Will China Prevent the CDO Meltdown?

Steve Waldman is looking

at the Bear Stearns situation today with his trademark perspicacity. He

begins with a long but clear version of the conventional wisdom, explaining

that there’s a Wile E. Coyote feel to the CDO market right now and everybody’s

trying their darndest not to look down. But then he throws in a possible deus

ex machina, in the form of China.

Weird as it may sound, it does make sense for Wile E. Coyote not to look down

if he can avoid it. Right now, the CDO market does indeed seem to have fallen

off a cliff, which means that any fund managers jogging along happily are actually

precariously running in mid-air. If they look down – that is, if CDOs

actually start trading at the prices that distressed-asset investors are willing

to pay – then there will be some very nasty bruises in the morning.

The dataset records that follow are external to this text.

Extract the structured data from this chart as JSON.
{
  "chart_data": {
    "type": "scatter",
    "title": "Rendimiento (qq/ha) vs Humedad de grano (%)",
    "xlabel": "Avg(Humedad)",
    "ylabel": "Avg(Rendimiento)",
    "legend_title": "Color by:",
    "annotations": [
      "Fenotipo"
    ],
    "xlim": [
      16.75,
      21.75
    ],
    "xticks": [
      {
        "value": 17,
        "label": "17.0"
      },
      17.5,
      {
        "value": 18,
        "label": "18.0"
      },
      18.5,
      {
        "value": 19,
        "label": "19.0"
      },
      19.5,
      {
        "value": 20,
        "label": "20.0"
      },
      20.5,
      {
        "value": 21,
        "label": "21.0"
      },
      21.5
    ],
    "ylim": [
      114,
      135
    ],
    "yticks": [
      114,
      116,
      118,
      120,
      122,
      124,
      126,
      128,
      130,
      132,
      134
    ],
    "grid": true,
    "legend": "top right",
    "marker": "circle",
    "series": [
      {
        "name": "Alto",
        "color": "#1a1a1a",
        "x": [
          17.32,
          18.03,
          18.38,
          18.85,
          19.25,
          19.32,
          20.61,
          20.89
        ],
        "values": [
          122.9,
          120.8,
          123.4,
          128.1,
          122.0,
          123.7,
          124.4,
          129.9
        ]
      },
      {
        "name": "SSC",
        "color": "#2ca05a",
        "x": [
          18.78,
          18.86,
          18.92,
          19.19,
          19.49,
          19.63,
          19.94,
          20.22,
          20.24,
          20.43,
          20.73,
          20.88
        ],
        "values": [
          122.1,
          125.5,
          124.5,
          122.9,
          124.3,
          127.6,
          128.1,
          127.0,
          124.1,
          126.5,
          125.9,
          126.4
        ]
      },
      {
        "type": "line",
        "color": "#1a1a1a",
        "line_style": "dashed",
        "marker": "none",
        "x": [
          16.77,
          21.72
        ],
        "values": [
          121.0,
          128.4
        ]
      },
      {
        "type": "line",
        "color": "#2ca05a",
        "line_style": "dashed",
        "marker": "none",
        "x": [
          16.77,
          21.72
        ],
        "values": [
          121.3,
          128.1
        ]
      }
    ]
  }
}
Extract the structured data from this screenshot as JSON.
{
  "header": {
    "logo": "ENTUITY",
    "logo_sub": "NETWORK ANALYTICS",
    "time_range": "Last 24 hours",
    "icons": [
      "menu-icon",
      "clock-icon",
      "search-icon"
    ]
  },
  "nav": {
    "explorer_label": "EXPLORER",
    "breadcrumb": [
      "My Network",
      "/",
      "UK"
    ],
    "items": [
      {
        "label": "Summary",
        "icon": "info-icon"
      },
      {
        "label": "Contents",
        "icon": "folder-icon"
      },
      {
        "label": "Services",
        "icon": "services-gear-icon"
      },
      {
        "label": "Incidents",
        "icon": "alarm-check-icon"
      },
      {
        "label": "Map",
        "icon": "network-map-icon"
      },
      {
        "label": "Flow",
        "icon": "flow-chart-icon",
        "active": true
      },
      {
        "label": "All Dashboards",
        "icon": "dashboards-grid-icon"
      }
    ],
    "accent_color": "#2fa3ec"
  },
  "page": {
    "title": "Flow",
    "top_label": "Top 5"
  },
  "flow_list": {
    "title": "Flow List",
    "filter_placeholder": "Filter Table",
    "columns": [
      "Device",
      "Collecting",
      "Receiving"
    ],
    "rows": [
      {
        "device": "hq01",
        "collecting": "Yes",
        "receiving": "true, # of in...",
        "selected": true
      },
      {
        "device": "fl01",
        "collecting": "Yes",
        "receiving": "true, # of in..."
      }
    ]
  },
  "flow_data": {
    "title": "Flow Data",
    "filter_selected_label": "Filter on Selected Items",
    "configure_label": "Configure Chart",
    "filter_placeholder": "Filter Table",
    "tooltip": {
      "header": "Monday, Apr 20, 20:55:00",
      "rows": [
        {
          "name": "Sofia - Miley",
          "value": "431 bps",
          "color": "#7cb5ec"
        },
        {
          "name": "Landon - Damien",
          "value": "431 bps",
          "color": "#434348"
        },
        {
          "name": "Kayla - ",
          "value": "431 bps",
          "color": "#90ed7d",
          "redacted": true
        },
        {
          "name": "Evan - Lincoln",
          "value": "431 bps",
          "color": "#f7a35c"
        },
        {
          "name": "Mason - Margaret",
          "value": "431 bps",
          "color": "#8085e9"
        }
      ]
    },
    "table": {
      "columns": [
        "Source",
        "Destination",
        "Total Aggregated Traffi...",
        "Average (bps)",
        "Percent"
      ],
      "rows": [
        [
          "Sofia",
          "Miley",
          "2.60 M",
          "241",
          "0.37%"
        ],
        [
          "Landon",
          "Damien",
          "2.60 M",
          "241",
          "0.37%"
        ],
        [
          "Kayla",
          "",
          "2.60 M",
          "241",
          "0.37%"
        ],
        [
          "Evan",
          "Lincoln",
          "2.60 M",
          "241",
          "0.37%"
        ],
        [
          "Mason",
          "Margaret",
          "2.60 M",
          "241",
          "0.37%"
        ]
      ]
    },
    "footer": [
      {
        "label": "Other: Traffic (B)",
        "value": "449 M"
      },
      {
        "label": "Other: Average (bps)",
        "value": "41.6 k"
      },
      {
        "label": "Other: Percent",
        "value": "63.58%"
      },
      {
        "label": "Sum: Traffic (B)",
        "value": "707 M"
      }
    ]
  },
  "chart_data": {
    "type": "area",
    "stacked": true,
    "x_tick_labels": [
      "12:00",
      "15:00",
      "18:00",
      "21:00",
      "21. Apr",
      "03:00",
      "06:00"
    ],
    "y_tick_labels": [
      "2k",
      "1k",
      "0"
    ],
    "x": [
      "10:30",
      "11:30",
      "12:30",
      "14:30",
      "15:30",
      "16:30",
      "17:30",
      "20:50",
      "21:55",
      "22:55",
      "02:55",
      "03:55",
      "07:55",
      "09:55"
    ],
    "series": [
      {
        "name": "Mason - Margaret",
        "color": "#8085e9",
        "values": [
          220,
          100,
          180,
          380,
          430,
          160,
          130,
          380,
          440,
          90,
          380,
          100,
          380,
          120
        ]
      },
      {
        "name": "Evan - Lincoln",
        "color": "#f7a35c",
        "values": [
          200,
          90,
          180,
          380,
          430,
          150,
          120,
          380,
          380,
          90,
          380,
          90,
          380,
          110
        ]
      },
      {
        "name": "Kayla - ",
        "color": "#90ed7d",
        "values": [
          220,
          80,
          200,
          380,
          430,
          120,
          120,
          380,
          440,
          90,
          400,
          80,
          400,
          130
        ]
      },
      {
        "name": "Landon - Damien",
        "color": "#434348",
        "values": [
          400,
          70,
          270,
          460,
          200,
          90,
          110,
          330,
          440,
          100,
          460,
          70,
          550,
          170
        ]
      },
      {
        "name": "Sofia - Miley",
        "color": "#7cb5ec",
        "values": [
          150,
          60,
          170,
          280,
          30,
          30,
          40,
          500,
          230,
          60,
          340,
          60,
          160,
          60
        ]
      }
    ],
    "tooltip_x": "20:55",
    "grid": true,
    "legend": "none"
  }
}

But if they just keep on jogging in blithe disregard of the landscape beneath

them, things could improve: the ground, in effect, could come back up to meet

them at some unspecified point in the medium distance. In any case, if the drop

to the bottom of the canyon floor starts getting shallower over time, then the

extent of fund managers’ injuries if and when they finally take the drop might

be mitigated.

And that’s Waldman’s big idea. China, in his view, is going to start a massive

public-works project to raise the valley floor:

Stability and growth remain China’s objectives, and a financial crisis beginning

in New York is every bit as threatening as a stock market crash in Shanghai.

China could not have acted fast, as the US Fed did during the LTCM crisis.

But, so long as only a few funds are in crisis and the unwindings are "orderly",

I think China will find it in its interest to be a "bagholder of last

resort", purchasing a few assets at prices high enough to prevent cascading

markdowns or defaults against margin lenders. Fund investors will still lose

money, but that rarely has systemic implications.

It’s an interesting and hopeful idea. And it certainly makes at least as much

sense as all the acres of speculation

over the future of Bear Stearns in response to a $6 drop in the share price

over recent days. I mean, did anybody notice the $25 drop in the share

pice at the end of February? I don’t recall the same kind of speculation then.

As ever, everybody tends to get much more excited about share-price movements

when they happen to coincide with a spate of negative news. Even when those

movements are entirely normal if you look at the history of the stock in question.